Kalimat itu membuat Rachel terdiam. Ia memahami maknanya dengan jelas, dan justru itu yang membuat dadanya terasa berat. Ia berdiri, meraih keberanian yang tersisa, dan melangkah menjauh dari ranjang.
“Kau bisa kembali ke kamarmu,” kata Liam tanpa menoleh. “Istirahatlah.”
Rachel mengangguk kecil. Tangannya meraih gagang pintu, namun pikirannya masih berisik oleh apa yang baru saja terjadi. Saat pintu hampir terbuka, suara Liam pun menghentikannya.
“Besok pagi bersiaplah,” katanya. “Orang-orangku akan membawamu menemui adikmu.”

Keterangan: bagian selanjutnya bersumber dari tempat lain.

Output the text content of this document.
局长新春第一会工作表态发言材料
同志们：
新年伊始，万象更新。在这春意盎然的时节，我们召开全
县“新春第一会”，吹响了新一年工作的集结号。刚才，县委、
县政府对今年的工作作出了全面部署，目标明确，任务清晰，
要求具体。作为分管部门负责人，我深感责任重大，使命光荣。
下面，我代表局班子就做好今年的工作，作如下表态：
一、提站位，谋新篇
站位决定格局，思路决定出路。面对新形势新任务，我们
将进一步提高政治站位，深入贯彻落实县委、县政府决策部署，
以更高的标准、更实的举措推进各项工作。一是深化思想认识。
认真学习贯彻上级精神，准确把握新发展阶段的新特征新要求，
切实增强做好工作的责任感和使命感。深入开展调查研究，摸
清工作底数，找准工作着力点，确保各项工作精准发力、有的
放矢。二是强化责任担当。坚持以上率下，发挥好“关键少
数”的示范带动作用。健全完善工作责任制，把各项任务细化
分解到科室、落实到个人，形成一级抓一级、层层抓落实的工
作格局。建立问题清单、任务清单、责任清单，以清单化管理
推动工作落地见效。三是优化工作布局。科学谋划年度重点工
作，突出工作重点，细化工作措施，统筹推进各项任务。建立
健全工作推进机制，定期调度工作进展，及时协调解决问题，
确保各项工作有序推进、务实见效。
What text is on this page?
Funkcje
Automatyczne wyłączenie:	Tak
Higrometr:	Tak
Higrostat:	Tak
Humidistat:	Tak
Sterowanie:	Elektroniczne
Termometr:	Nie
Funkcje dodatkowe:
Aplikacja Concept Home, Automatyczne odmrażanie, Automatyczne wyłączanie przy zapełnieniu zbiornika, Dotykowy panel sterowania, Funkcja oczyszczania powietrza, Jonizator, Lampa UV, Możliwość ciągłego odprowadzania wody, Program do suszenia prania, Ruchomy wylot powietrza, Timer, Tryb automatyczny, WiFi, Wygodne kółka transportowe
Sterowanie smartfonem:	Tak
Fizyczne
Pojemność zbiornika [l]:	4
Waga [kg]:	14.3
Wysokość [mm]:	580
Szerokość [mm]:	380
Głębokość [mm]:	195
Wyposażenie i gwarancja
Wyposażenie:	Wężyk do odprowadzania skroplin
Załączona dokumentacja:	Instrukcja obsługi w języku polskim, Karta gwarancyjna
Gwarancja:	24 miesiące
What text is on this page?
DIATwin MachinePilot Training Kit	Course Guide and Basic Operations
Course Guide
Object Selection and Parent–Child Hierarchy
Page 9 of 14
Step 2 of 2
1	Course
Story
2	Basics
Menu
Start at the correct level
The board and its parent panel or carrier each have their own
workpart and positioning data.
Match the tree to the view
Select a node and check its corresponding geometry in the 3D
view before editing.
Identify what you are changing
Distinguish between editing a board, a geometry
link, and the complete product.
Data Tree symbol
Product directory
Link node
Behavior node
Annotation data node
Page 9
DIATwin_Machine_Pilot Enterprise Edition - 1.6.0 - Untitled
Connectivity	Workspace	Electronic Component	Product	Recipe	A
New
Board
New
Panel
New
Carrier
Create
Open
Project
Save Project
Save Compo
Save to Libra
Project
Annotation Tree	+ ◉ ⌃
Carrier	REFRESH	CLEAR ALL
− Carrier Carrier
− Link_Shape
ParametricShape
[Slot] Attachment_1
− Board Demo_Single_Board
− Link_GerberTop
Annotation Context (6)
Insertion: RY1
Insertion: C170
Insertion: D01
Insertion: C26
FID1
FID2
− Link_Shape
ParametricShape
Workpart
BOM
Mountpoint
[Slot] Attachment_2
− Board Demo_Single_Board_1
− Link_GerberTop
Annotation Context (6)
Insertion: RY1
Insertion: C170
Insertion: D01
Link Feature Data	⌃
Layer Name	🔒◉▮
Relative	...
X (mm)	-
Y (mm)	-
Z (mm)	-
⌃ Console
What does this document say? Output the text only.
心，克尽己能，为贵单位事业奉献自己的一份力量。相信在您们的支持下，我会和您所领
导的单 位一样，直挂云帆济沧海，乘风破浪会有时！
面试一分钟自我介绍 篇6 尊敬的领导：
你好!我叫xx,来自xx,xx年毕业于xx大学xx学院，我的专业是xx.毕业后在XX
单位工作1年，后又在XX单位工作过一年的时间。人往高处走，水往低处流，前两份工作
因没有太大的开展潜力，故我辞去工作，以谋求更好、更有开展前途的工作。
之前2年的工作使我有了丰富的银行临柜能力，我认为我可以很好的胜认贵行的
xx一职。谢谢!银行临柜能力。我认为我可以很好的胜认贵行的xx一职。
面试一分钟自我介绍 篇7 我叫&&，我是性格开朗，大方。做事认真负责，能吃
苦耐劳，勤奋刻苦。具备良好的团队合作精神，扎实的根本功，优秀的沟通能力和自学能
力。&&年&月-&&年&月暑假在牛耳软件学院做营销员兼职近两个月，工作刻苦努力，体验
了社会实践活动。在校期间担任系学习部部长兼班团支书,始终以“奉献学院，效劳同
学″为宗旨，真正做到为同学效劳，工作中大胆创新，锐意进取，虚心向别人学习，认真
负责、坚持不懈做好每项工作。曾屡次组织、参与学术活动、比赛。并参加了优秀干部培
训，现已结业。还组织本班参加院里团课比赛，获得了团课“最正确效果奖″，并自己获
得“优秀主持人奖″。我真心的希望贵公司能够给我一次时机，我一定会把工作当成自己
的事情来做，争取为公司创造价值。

Rachel menoleh cepat, dengan refleks terkejut. Jantungnya berdegup lebih kencang—kali ini bukan karena takut, melainkan tidak menyangka akan apa yang baru saja ia dengar.
“Aku—” kata-katanya terhenti, tenggorokannya terasa sempit. Ia hanya bisa mengangguk, tak mampu menyembunyikan rasa lega yang menyusup. "Terima kasih "
Liam tidak menambahkan balasan apa pun setelah itu. Ia membiarkan kalimat itu berakhir begitu saja, seperti janji yang tidak perlu ditegaskan.
Lalu, Rachel keluar dari kamar Liam dengan langkah yang lebih ringan dari pada saat ia masuk. Di koridor, para penjaga dan pelayan kembali ke posisi semula, seolah waktu tidak pernah bergerak. Namun bagi Rachel, segalanya telah berubah.
Untuk pertama kalinya, ia melihat Liam bukan semata sebagai ancaman. Ada kendali diri di sana dan ada batas yang ia hormati—sesuatu yang tidak pernah ia dapatkan dari Tom. Dan kesadaran itu membawa kehangatan yang mengkhawatirkan.
Liam tidak seperti Tom. Dan justru itulah yang membuatnya mungkin jauh lebih berbahaya.